Though Helium managed to sell out local venues at the peak of their career, their music was weird enough to keep them relatively fringe, even for indie standards. Timony’s lyrics became Helium’s calling card and, ultimately, what set them apart from their Matador lablemates. The band was irrevocably tied to imagery of witches, magic, and wilted flowers, with the Village Voice eventually calling Timony “Sylvia Plath in Dr. Martens” in 2002.
Granted, calling any woman of the ‘90s someone else but “in Dr. Martens” is generally cliche, but Timony’s lyrics had a dark and lilting wit that was undeniably in the same family as Plath’s poetry. “Hook me with your hand/ my mouth is full of sand/ Everything I say ends with and,” Timony sings in a husky falsetto on “Superball.” Her enigmatic lyrics are beautiful, seemingly nonsensical and not of this dimension; the world of Helium exists in an entirely different universe.
She feels “creepy and sullen and running out of room in my little tomb” on their most successful song, “Pat’s Trick.” Even her description of general malaise has a ghoulish tone.

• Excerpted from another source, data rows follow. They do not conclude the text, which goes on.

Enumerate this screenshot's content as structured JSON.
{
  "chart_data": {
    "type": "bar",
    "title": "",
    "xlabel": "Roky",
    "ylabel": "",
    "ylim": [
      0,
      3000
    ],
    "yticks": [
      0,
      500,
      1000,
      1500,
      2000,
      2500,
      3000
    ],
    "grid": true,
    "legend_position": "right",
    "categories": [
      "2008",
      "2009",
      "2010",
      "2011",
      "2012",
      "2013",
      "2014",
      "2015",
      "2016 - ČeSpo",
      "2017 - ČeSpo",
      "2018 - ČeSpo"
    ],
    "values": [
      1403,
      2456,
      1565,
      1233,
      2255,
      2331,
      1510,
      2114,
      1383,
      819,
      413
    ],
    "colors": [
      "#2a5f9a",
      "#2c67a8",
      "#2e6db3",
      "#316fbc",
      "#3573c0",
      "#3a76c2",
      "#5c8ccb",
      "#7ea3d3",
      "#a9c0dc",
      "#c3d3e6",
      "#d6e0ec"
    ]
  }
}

The same is true on “I Am A Witch,” in which Timony softly proclaims, “I’m a witch, I’m a hag, a crone.” Her husky monotone is not timid, nor is it seductive; it’s terrifying, maybe not for the average listener, but at least for whomever she is specifically addressing. However, when she sings the chorus–– “I’ll never leave you alone/ ‘Til you admit how strong I’ve grown”–– it sounds almost as if she’s trying to convince herself as much as she is whatever bozo who fucked her over.

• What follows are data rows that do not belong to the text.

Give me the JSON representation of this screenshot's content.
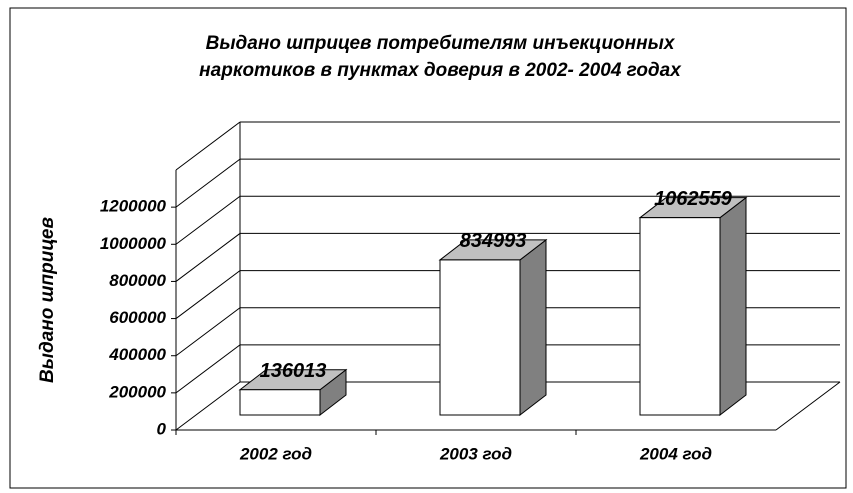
{
  "chart_data": {
    "type": "bar3d",
    "title": [
      "Выдано шприцев потребителям инъекционных",
      "наркотиков в пунктах доверия в 2002- 2004 годах"
    ],
    "y_label": "Выдано шприцев",
    "categories": [
      "2002 год",
      "2003 год",
      "2004 год"
    ],
    "values": [
      136013,
      834993,
      1062559
    ],
    "color": "#ffffff",
    "side_color": "#808080",
    "top_color": "#c0c0c0",
    "ylim": [
      0,
      1400000
    ],
    "yticks": [
      0,
      200000,
      400000,
      600000,
      800000,
      1000000,
      1200000
    ],
    "grid": true
  }
}
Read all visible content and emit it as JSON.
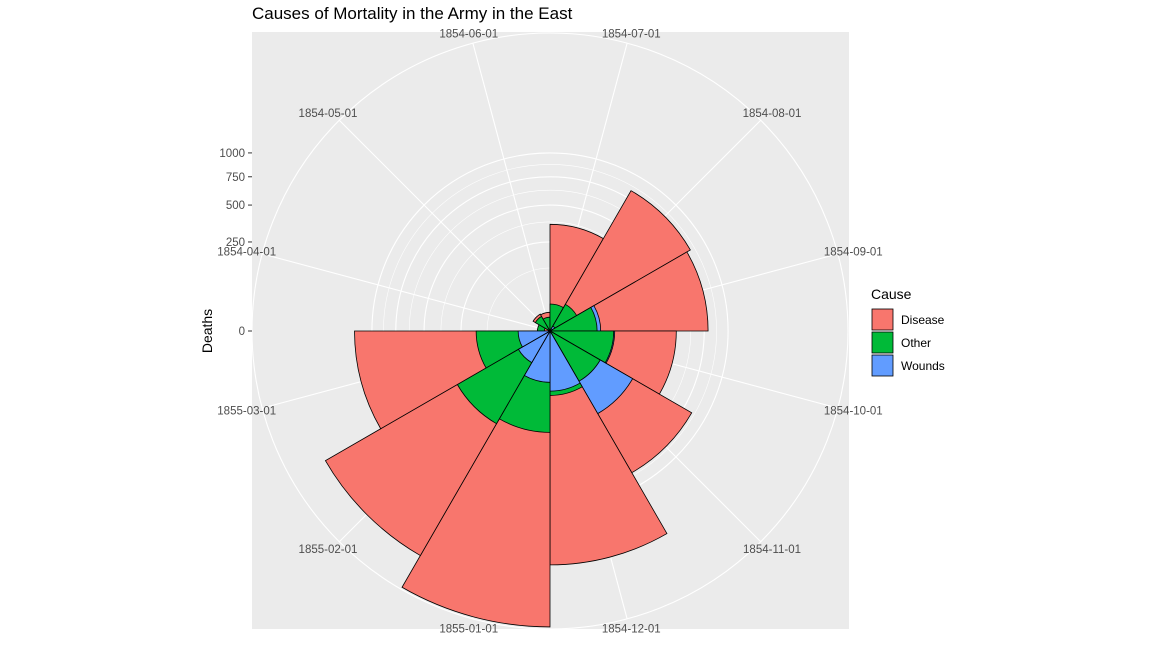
{
  "chart_data": {
    "type": "polar-bar",
    "title": "Causes of Mortality in the Army in the East",
    "ylabel": "Deaths",
    "y_scale": "sqrt",
    "y_ticks": [
      0,
      250,
      500,
      750,
      1000
    ],
    "y_tick_labels": [
      "0",
      "250",
      "500",
      "750",
      "1000"
    ],
    "ylim": [
      0,
      2800
    ],
    "panel_background": "#ebebeb",
    "grid": true,
    "categories": [
      "1854-04-01",
      "1854-05-01",
      "1854-06-01",
      "1854-07-01",
      "1854-08-01",
      "1854-09-01",
      "1854-10-01",
      "1854-11-01",
      "1854-12-01",
      "1855-01-01",
      "1855-02-01",
      "1855-03-01"
    ],
    "angle_labels": [
      "1854-06-01",
      "1854-07-01",
      "1854-08-01",
      "1854-09-01",
      "1854-10-01",
      "1854-11-01",
      "1854-12-01",
      "1855-01-01",
      "1855-02-01",
      "1855-03-01",
      "1854-04-01",
      "1854-05-01"
    ],
    "series": [
      {
        "name": "Disease",
        "color": "#F8766D",
        "values": [
          1,
          12,
          11,
          359,
          828,
          788,
          503,
          844,
          1725,
          2761,
          2120,
          1205
        ]
      },
      {
        "name": "Other",
        "color": "#00BA38",
        "values": [
          5,
          9,
          6,
          23,
          30,
          70,
          128,
          106,
          131,
          324,
          361,
          172
        ]
      },
      {
        "name": "Wounds",
        "color": "#619CFF",
        "values": [
          0,
          0,
          0,
          0,
          1,
          81,
          132,
          287,
          114,
          83,
          42,
          32
        ]
      }
    ],
    "legend_title": "Cause",
    "legend_position": "right"
  }
}
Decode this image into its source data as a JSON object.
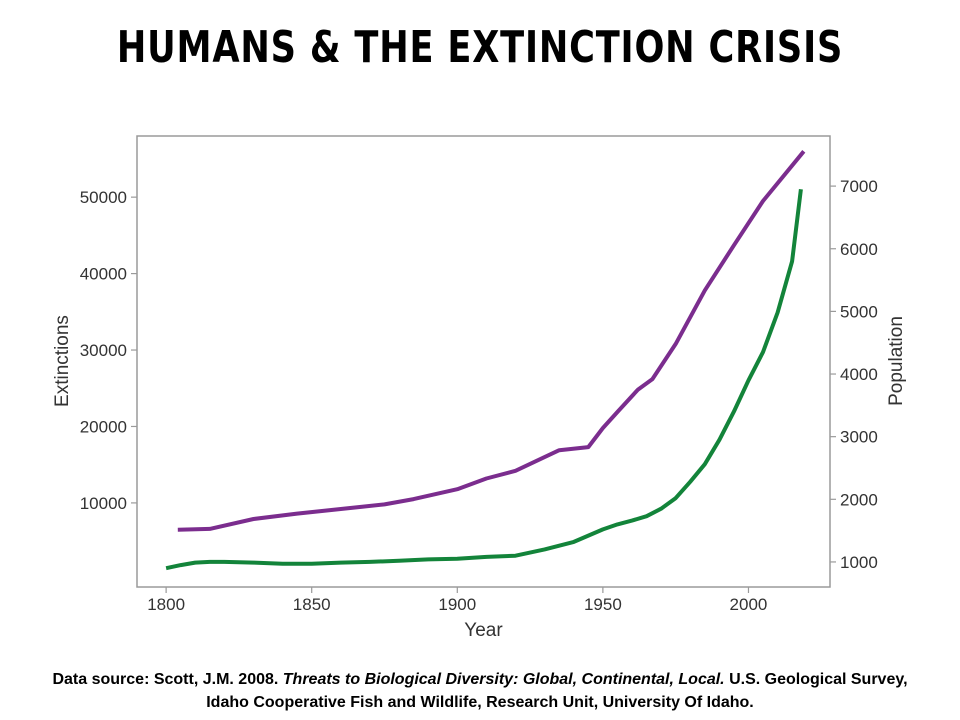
{
  "page": {
    "title": "HUMANS & THE EXTINCTION CRISIS"
  },
  "source": {
    "prefix": "Data source: Scott, J.M. 2008.",
    "book_title": "Threats to Biological Diversity: Global, Continental, Local.",
    "publisher": "U.S. Geological Survey,",
    "line2": "Idaho Cooperative Fish and Wildlife, Research Unit, University Of Idaho."
  },
  "colors": {
    "extinctions": "#7b2d8e",
    "population": "#13843a",
    "frame": "#9a9a9a",
    "text": "#333333"
  },
  "chart_data": {
    "type": "line",
    "xlabel": "Year",
    "ylabel_left": "Extinctions",
    "ylabel_right": "Population",
    "xlim": [
      1790,
      2028
    ],
    "ylim_left": [
      -1000,
      58000
    ],
    "ylim_right": [
      600,
      7800
    ],
    "x_ticks": [
      1800,
      1850,
      1900,
      1950,
      2000
    ],
    "y_left_ticks": [
      10000,
      20000,
      30000,
      40000,
      50000
    ],
    "y_right_ticks": [
      1000,
      2000,
      3000,
      4000,
      5000,
      6000,
      7000
    ],
    "grid": false,
    "series": [
      {
        "name": "Extinctions",
        "axis": "left",
        "color": "#7b2d8e",
        "x": [
          1804,
          1815,
          1830,
          1845,
          1860,
          1875,
          1885,
          1900,
          1910,
          1920,
          1930,
          1935,
          1945,
          1950,
          1955,
          1962,
          1967,
          1975,
          1985,
          1995,
          2005,
          2019
        ],
        "y": [
          6500,
          6600,
          7900,
          8600,
          9200,
          9800,
          10500,
          11800,
          13200,
          14200,
          16000,
          16900,
          17300,
          19800,
          21900,
          24800,
          26200,
          30800,
          37800,
          43700,
          49500,
          56000
        ]
      },
      {
        "name": "Population",
        "axis": "right",
        "color": "#13843a",
        "x": [
          1800,
          1805,
          1810,
          1815,
          1820,
          1830,
          1840,
          1850,
          1860,
          1870,
          1880,
          1890,
          1900,
          1910,
          1920,
          1930,
          1940,
          1950,
          1955,
          1960,
          1965,
          1970,
          1975,
          1980,
          1985,
          1990,
          1995,
          2000,
          2005,
          2010,
          2015,
          2018
        ],
        "y": [
          900,
          950,
          990,
          1000,
          1000,
          990,
          970,
          970,
          990,
          1000,
          1020,
          1040,
          1050,
          1080,
          1100,
          1200,
          1320,
          1520,
          1600,
          1660,
          1730,
          1850,
          2020,
          2280,
          2560,
          2950,
          3400,
          3900,
          4350,
          4980,
          5800,
          6950
        ]
      }
    ]
  }
}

As a vocalist, Timony became known for being relatively soft-spoken, but Helium’s music suggested that there was something stormier brewing beneath the surface. Her repeated allusions to witches, magic, and renaissance faires is evocative of New England’s trademark creepiness. Her Plathian lyrics, particularly on “I Am A Witch,” are quietly powerful; she’s not on stage smashing her guitar in a ripped up baby doll dress, but the reservedness of her physicality makes her power even more intimidating.
Timony perhaps was never awarded the same reverence as her witchy contemporaries, like Courtney Love or Babes In Toyland’s Kat Bjelland, because she was so unextreme. It’s a cliche at this point that men in music can be whatever they want to be and women are generally expected to be either ethereal goddesses or riot grrrls, but it still rings true. There is little room in mainstream pop culture for women who fall somewhere in the middle— women who aren’t brash and loud, but aren’t traditionally feminine, either. Timony isn’t quiet, but she tends to fly under the radar— someone who’s perhaps not enough of an exhibitionist to thrive in New York or L.A., which is what makes her and Helium so quintessentially Bostonian.

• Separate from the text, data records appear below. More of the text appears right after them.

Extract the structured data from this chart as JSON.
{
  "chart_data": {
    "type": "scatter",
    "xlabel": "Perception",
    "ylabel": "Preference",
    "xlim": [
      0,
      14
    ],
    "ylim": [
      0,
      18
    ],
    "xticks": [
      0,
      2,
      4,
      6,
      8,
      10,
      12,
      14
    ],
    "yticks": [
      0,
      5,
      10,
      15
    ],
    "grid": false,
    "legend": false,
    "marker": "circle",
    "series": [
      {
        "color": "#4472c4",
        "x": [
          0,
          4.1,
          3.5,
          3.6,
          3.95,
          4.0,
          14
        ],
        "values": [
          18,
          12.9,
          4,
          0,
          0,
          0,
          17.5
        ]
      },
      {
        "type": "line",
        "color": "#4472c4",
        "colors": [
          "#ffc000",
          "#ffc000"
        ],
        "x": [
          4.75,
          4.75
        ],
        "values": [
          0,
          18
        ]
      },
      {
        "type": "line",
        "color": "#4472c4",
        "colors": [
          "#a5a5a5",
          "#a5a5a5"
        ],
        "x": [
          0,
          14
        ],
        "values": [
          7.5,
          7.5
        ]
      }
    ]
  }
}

On an instrumental level, Timony’s words and the band’s haunting melodies are reminiscent of the spookiness of riding the commuter rail into Salem after dark. It’s campy and real, simultaneously. By embracing their classical music training, Helium expanded the boundaries of what indie music could be. It can be fantastical, mythical, and impossible to place within a specific genre. Timony opened the door for women to be in bands without making the fact that they are a woman in a band an explicitly political act.
As Timony said herself in a 1996 interview with the Boston Globe, “It felt cool to become a witch or a monster in song, and then it was like I was becoming powerful by becoming this creature and saying whatever I wanted.” Helium broke up in ‘98, but Timony’s more recent music still holds the same mystical power. Even though she ultimately left the city to play in Wild Flag and Ex Hex, Helium’s specter still lingers. Boston is notoriously haunted, not only by colonial era spirits, but by the ghost of college rock past.